L'auteur analyse ces deux pulsions au regard des nouvelles connaissances sur le fonctionnement de notre cerveau avec l'arrivée de nouvelles technologies, imagerie cérébrale fonctionnelle par exemple, ou la tomographie à émission de positons, mais pas seulement, il précise « Ce livre puise son matériel dans les neurosciences, la psychanalyse, l'anthropologie, la philosophie et l'histoire. ». Une large place est bien entendu laissée à l'influence des nouvelles technologies et des réseaux sociaux (qui deviennent le principal moyen d'information), avec la facilité de désinformation, de harcèlement et de diffusion de la haine, favorisés par l'anonymat facilitant la lâcheté !

Un peu d'histoire, d'abord, et l'analyse de préjugés dépassés (la « taille » du cerveau, qui serait preuve d'intelligence... mais si le cerveau d’homo-sapiens a une masse d'environ 1,4 kg, celui du cachalot est de 7,8 kg, celui du dauphin 3,6 kg, celui de l'éléphant 4,6 kg, etc.), mais il en préserve malgré tout au moins un ! (page 55 en bas « L'histoire (…) a révélé combien les sentiments amoureux ne sont qu'humains. », alors qu'aujourd'hui justement de plus en plus de scientifiques admettent que les animaux ont des sentiments du même type que ceux des humains.... humains qui, d'ailleurs, font bien partie du monde animal, il n'y a donc rien de surprenant à cela).

Sont étudiées les émotions et les passions, la plasticité du cerveau, les dérives telles le terrorisme, les illusions données par l’accès à de nombreuses sources d'informations à travers Internet (pas forcement fiables) « Nous avons l'illusion d'un savoir plus que ce n'est le cas, car le contenu d'Internet vient combler les manques de notre savoir. ».

Incorporer les problèmes de changement climatique à l'amour ou à la haine (rejet de la nature et négation du changement climatique) peut sembler un peu audacieux, mais cela est probablement tout de même assez judicieux.

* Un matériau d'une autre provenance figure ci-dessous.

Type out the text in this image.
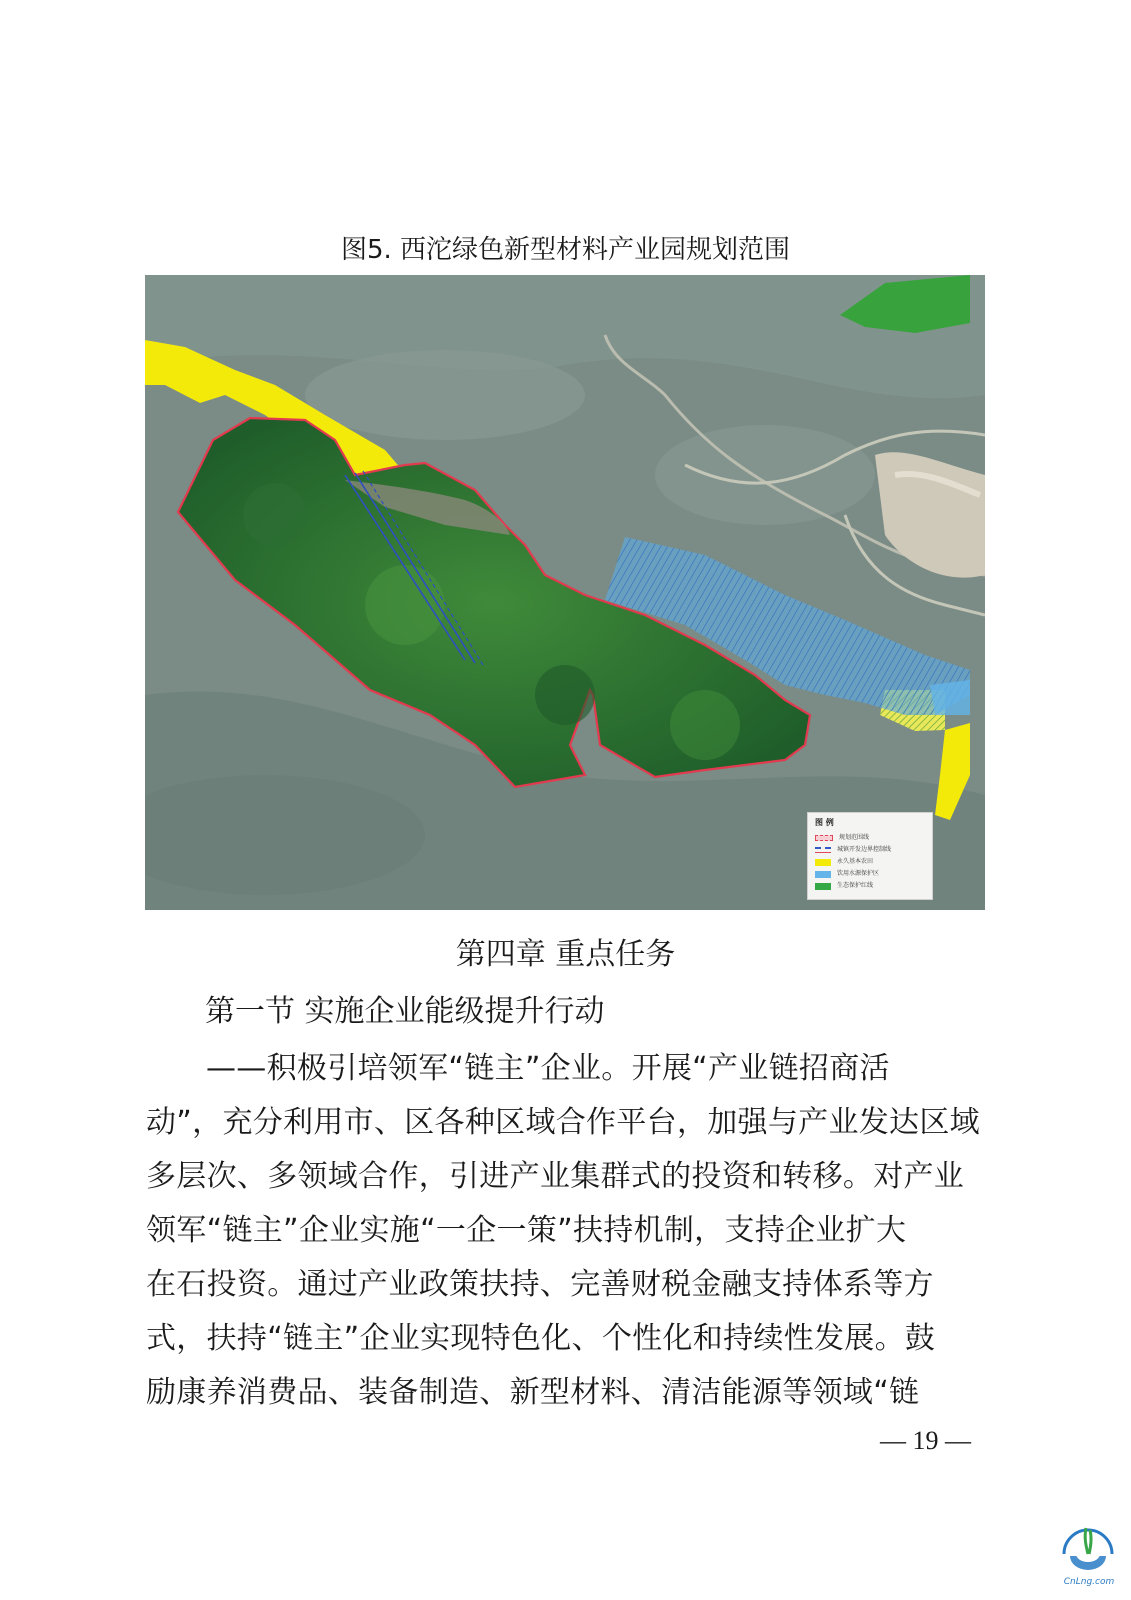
图5. 西沱绿色新型材料产业园规划范围
图 例
规划范围线
城镇开发边界控制线
永久基本农田
饮用水源保护区
生态保护红线
第四章 重点任务
第一节 实施企业能级提升行动
——积极引培领军“链主”企业。开展“产业链招商活
动”，充分利用市、区各种区域合作平台，加强与产业发达区域
多层次、多领域合作，引进产业集群式的投资和转移。对产业
领军“链主”企业实施“一企一策”扶持机制，支持企业扩大
在石投资。通过产业政策扶持、完善财税金融支持体系等方
式，扶持“链主”企业实现特色化、个性化和持续性发展。鼓
励康养消费品、装备制造、新型材料、清洁能源等领域“链
— 19 —
CnLng.com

Michel Rochon précise « Les mondes minéral et végétal sont toujours perçus comme inférieurs aux animaux, et l'humain se comporte comme s'il était propriétaire de l'ensemble du patrimoine terrestre. », mais aussi, et c'est plus important à mon sens « l'argent achète la haine de la nature ». S'y ajoute le traditionnel « loin des yeux, loin du cœur » qui se traduit chez l'auteur par « Les citoyens, habitant de plus en plus loin de la nature, des arbres, des animaux, vivant dans des mondes artificiels entre leurs véhicules utilitaires sport, leurs bureaux et leurs maisons, perdent fondamentalement leur lien et leur attachement à l'écosystème terrestre. »

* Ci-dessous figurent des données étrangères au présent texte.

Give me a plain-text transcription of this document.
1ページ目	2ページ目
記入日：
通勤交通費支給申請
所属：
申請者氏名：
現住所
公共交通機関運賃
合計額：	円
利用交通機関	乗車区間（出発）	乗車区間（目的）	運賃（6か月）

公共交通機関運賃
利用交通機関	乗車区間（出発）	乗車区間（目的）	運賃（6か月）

Les réseaux sociaux amplifient les regroupements de personnes ayant les mêmes croyances ce qui augmente leurs certitudes ainsi que le rejet de ceux qui ne les partagent pas. L'exemple du coronavirus montre comment le discrédit de la science se fait au profit de théories du complot...

Un petit point critique cependant : si dans l'immense majorité des cas l'analyse de l'auteur est pertinente, on sent parfois la culture nord-américaine (d'ailleurs arrivée maintenant également en Europe) pointer son nez à la manière décrite par Chimamanda Ngozi Adichie avec ce qu'il FAUT dire et ce qu'il ne faut pas dire... ainsi, page 114, il semble que revendiquer des droits pour les pères serait être misogyne et antiféministe ! Donc, par exemple, des pères n'auraient pas le droit de demander (comme cela a été le cas en France il y a peu de temps) la garde partagée de leurs enfants en cas de divorce (ce qui se pratique sans soucis en Suède) sans être taxés de misogynie et d'antiféminisme ? L'égalité ne peut, pourtant, se dérouler dans un seul sens....

Au final, quelques pistes sont données, telles que le développement de l'empathie et de l'éducation, et certainement Michel Rochon est-il trop ambitieux et optimiste (il le faut pourtant) en indiquant « Le journalisme rigoureux, à la recherche des faits, demeure l'un des derniers chiens de garde de notre société libre et humaine », alors que le journalisme actuel est, d'une manière assez commune, plutôt porté vers le populisme et la recherche de lecteurs (ou d'auditeurs) à tout prix, sans trop se soucier de déontologie.

Ouvrage intéressant, qui nous montre les cheminements de l'amour et de la haine, et leurs conséquences encore aujourd'hui, et pour demain.